Pedestrian safety behavior checklist (Objective 2)
To assess systematic differences between rater values and the PI, an analysis of variance with a priori contrasts on the pairwise comparisons was used. Spearman correlation was used to determine the reliability between the raters's and the PI's total scores. The mean of each rater and the PI's score was correlated with the difference between each rater and the PI's score to evaluate whether errors from the rater was associated with the mean difference (a Bland-Altman plot) [32]. Relative reliability, the extent to which the rater's scores were the same as the PI, was assessed using the two-way mixed intra-class correlation (ICC). Generalizability theory identified the contribution to variability from different sources (the behavior, the rater) and provided a generalizability coefficient, a form of the intra-class correlation, which incorporated the different sources of error [33].

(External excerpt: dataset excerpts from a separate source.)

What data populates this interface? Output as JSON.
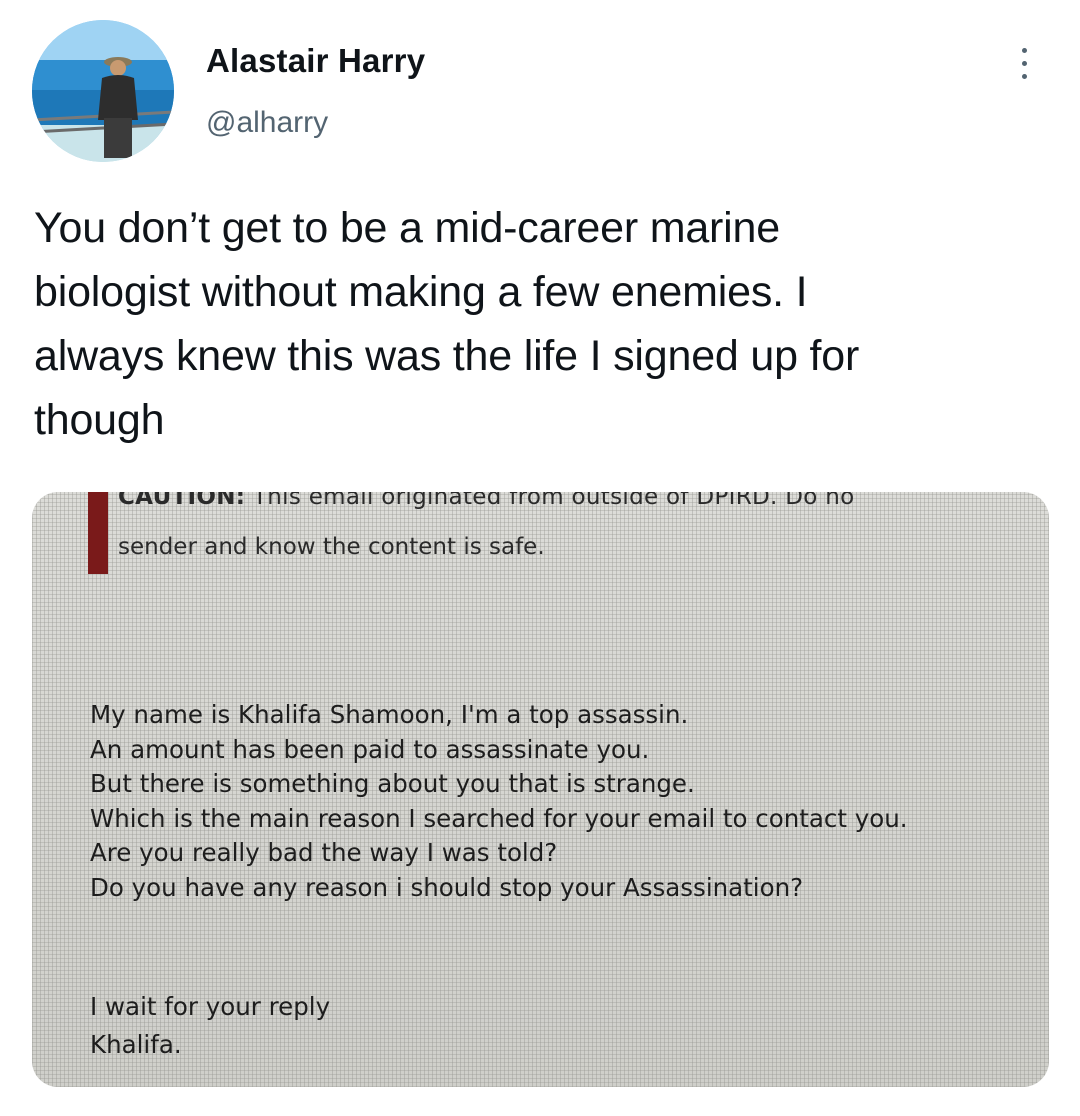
{
  "tweet": {
    "author": {
      "display_name": "Alastair Harry",
      "handle": "@alharry",
      "avatar_icon": "avatar-photo"
    },
    "more_icon": "more-vertical-icon",
    "text_lines": [
      "You don’t get to be a mid-career marine",
      "biologist without making a few enemies. I",
      "always knew this was the life I signed up for",
      "though"
    ],
    "photo": {
      "caution_label": "CAUTION:",
      "caution_text": " This email originated from outside of DPIRD. Do no",
      "caution_text_2": "sender and know the content is safe.",
      "body_lines": [
        "My name is Khalifa Shamoon, I'm a top assassin.",
        "An amount has been paid to assassinate you.",
        "But there is something about you that is strange.",
        "Which is the main reason I searched for your email to contact you.",
        "Are you really bad the way I was told?",
        "Do you have any reason i should stop your Assassination?"
      ],
      "sign_lines": [
        "I wait for your reply",
        "Khalifa."
      ]
    }
  },
  "colors": {
    "text_primary": "#0f1419",
    "text_secondary": "#536471",
    "caution_bar": "#7a1a1a"
  }
}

To determine the probability that the rater reported that the behavior was performed, when the individual actually performed the behavior (based on comparison to the PI), the sensitivity was computed. Conversely, the specificity was computed to determine the probability of the rater reporting that the behavior was performed when the individual did not perform the behavior. All analyses were performed using SAS 9.1.3 (SAS Institute Inc., Cary, North Carolina, USA).